Consequently, when I pulled my copy of Lucretius from the shelf this year, rather than lingering upon the proem to Venus, I turned immediately to the subsequent section in which Lucretius observes that far too many crimes have been committed in the name of superstitious religion, illustrating his point by recalling the sacrifice of Iphigenia by her father, Agamemnon.
As the Greek fleet gathered at Aulis to sail for Troy, they were stalled by a persistent and unnatural calm. The seer Calchas revealed that the goddess Artemis was offended because Agamemnon had killed a sacred deer and boasted of his superior hunting skills.

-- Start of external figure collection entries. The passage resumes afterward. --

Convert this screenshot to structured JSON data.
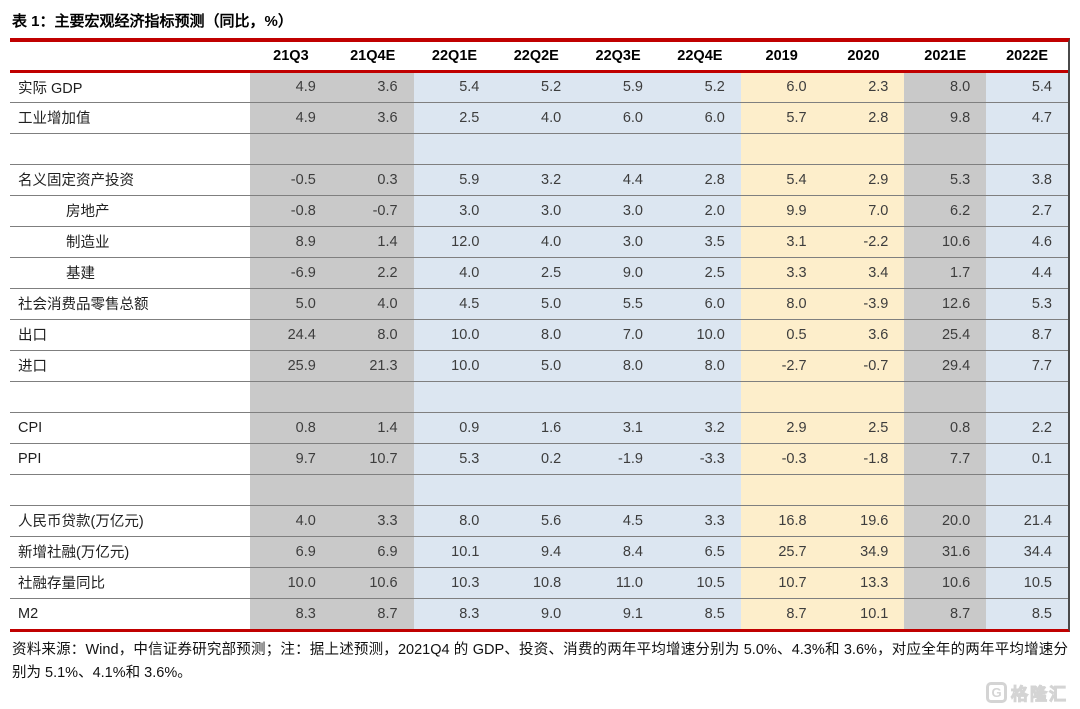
{
  "title": "表 1：主要宏观经济指标预测（同比，%）",
  "colors": {
    "accent-red": "#c00000",
    "col-gray": "#c9c9c9",
    "col-blue": "#dce6f1",
    "col-yellow": "#fdeecb",
    "row-line": "#7f7f7f",
    "right-line": "#4a4a4a"
  },
  "table": {
    "columns": [
      "21Q3",
      "21Q4E",
      "22Q1E",
      "22Q2E",
      "22Q3E",
      "22Q4E",
      "2019",
      "2020",
      "2021E",
      "2022E"
    ],
    "column_styles": [
      "gray",
      "gray",
      "blue",
      "blue",
      "blue",
      "blue",
      "yellow",
      "yellow",
      "gray",
      "blue"
    ],
    "rows": [
      {
        "label": "实际 GDP",
        "indent": false,
        "values": [
          "4.9",
          "3.6",
          "5.4",
          "5.2",
          "5.9",
          "5.2",
          "6.0",
          "2.3",
          "8.0",
          "5.4"
        ]
      },
      {
        "label": "工业增加值",
        "indent": false,
        "values": [
          "4.9",
          "3.6",
          "2.5",
          "4.0",
          "6.0",
          "6.0",
          "5.7",
          "2.8",
          "9.8",
          "4.7"
        ]
      },
      {
        "label": "",
        "indent": false,
        "values": [
          "",
          "",
          "",
          "",
          "",
          "",
          "",
          "",
          "",
          ""
        ]
      },
      {
        "label": "名义固定资产投资",
        "indent": false,
        "values": [
          "-0.5",
          "0.3",
          "5.9",
          "3.2",
          "4.4",
          "2.8",
          "5.4",
          "2.9",
          "5.3",
          "3.8"
        ]
      },
      {
        "label": "房地产",
        "indent": true,
        "values": [
          "-0.8",
          "-0.7",
          "3.0",
          "3.0",
          "3.0",
          "2.0",
          "9.9",
          "7.0",
          "6.2",
          "2.7"
        ]
      },
      {
        "label": "制造业",
        "indent": true,
        "values": [
          "8.9",
          "1.4",
          "12.0",
          "4.0",
          "3.0",
          "3.5",
          "3.1",
          "-2.2",
          "10.6",
          "4.6"
        ]
      },
      {
        "label": "基建",
        "indent": true,
        "values": [
          "-6.9",
          "2.2",
          "4.0",
          "2.5",
          "9.0",
          "2.5",
          "3.3",
          "3.4",
          "1.7",
          "4.4"
        ]
      },
      {
        "label": "社会消费品零售总额",
        "indent": false,
        "values": [
          "5.0",
          "4.0",
          "4.5",
          "5.0",
          "5.5",
          "6.0",
          "8.0",
          "-3.9",
          "12.6",
          "5.3"
        ]
      },
      {
        "label": "出口",
        "indent": false,
        "values": [
          "24.4",
          "8.0",
          "10.0",
          "8.0",
          "7.0",
          "10.0",
          "0.5",
          "3.6",
          "25.4",
          "8.7"
        ]
      },
      {
        "label": "进口",
        "indent": false,
        "values": [
          "25.9",
          "21.3",
          "10.0",
          "5.0",
          "8.0",
          "8.0",
          "-2.7",
          "-0.7",
          "29.4",
          "7.7"
        ]
      },
      {
        "label": "",
        "indent": false,
        "values": [
          "",
          "",
          "",
          "",
          "",
          "",
          "",
          "",
          "",
          ""
        ]
      },
      {
        "label": "CPI",
        "indent": false,
        "values": [
          "0.8",
          "1.4",
          "0.9",
          "1.6",
          "3.1",
          "3.2",
          "2.9",
          "2.5",
          "0.8",
          "2.2"
        ]
      },
      {
        "label": "PPI",
        "indent": false,
        "values": [
          "9.7",
          "10.7",
          "5.3",
          "0.2",
          "-1.9",
          "-3.3",
          "-0.3",
          "-1.8",
          "7.7",
          "0.1"
        ]
      },
      {
        "label": "",
        "indent": false,
        "values": [
          "",
          "",
          "",
          "",
          "",
          "",
          "",
          "",
          "",
          ""
        ]
      },
      {
        "label": "人民币贷款(万亿元)",
        "indent": false,
        "values": [
          "4.0",
          "3.3",
          "8.0",
          "5.6",
          "4.5",
          "3.3",
          "16.8",
          "19.6",
          "20.0",
          "21.4"
        ]
      },
      {
        "label": "新增社融(万亿元)",
        "indent": false,
        "values": [
          "6.9",
          "6.9",
          "10.1",
          "9.4",
          "8.4",
          "6.5",
          "25.7",
          "34.9",
          "31.6",
          "34.4"
        ]
      },
      {
        "label": "社融存量同比",
        "indent": false,
        "values": [
          "10.0",
          "10.6",
          "10.3",
          "10.8",
          "11.0",
          "10.5",
          "10.7",
          "13.3",
          "10.6",
          "10.5"
        ]
      },
      {
        "label": "M2",
        "indent": false,
        "values": [
          "8.3",
          "8.7",
          "8.3",
          "9.0",
          "9.1",
          "8.5",
          "8.7",
          "10.1",
          "8.7",
          "8.5"
        ]
      }
    ]
  },
  "footer": {
    "source_note": "资料来源：Wind，中信证券研究部预测；注：据上述预测，2021Q4 的 GDP、投资、消费的两年平均增速分别为 5.0%、4.3%和 3.6%，对应全年的两年平均增速分别为 5.1%、4.1%和 3.6%。"
  },
  "watermark": {
    "icon_letter": "G",
    "brand": "格隆汇"
  }
}
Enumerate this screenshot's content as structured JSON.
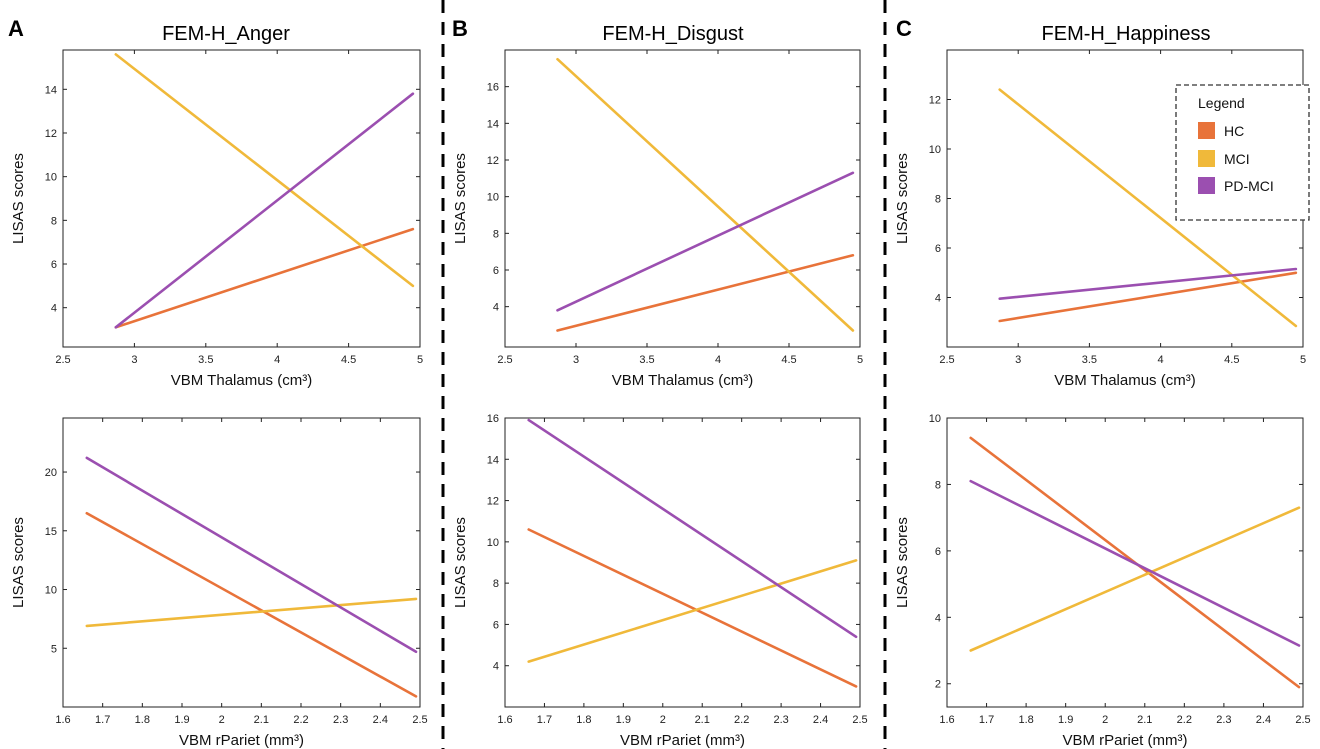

To appease the goddess and win the winds necessary for war, Artemis demanded the sacrifice of Agamemnon’s eldest daughter, Iphigenia.
Agamemnon, torn between paternal duty and the pride of command, eventually succumbed to the pressures of his brother Menelaus and the Greek army. To lure Iphigenia to Aulis, he sent a message to his wife, Clytemnestra, claiming their daughter was to be wed to the hero Achilles. Trusting in this great honour, mother and daughter arrived at the camp, only to discover a grim and brutal ceremony awaited them. In the version recounted by Lucretius, Iphigenia is indeed sacrificed—an act that poisons Agamemnon’s eventual homecoming and leads Clytemnestra, years later, to murder him in revenge. Lucretius closes this section with a line that Voltaire famously cherished: ‘Tantum religio potuit suadere malorum’—which we may translate, along with the poet David R. Slavitt, as saying: ‘By Superstition we are driven to deeds of such great evil.’
The first-century BCE Roman poet Lucretius employs this seventh-century BCE Greek myth because the ancient hold of superstitious—we would say, fundamentalist—religion upon the mind is the primary target of his entire poem. He saw that such religions of his own time, just like those of our own, are always rooted in a profound ignorance of the nature of things; an ignorance that, in turn, allows superstitious, fundamentalist priests, rabbis, and imams everywhere to drive so many people to deeds of such great evil.
And so, here, in this liberal, free-religious gathering, I think we should continue to hold to Lucretius’ basic insight. For him, as for us, the remedy for the ‘evils’ of such belief was not to adopt and promote what we today might call an equal and opposite dogmatic liberalism, but instead to promote an ongoing liberal, inquiring, and free-religious project that encourages a clear-eyed observation of the world as it actually is—that is to say, to try and truly see the Nature of Things. Our time of mindful meditation is, of course, one powerfully effective way to practise this, as, indeed, were you ever to come on a Sunday, you would find is followed by a period of thoughtful conversation, an attempt to be clear-eyed about what has been said and presented, and so forth.
Anyway, in a world currently gripped by competing religious certainties and violent, messianic expectations, I think it is entirely appropriate to draw to a close with some words by Lucretius himself, taken from Book V of the poem (De Rerum Natura, 5.1198–1203, trans. David R. Slavitt):
How is it pious and wise to approach with covered head a piece of stone and fall prostrate before it to ask it for favours or for forgiveness? What is the point of splashing the blood of innocent beasts in showers upon these altars? Make promises to it? Swear oaths? Is it not better to live with a tranquil mind, surveying whatever one sees with a steady, clear-eyed acceptance? Our lives are hard enough, and full of sufficient woes that we have no need to look up at icily distant stars, imagining powerful gods who have been the cause of our griefs.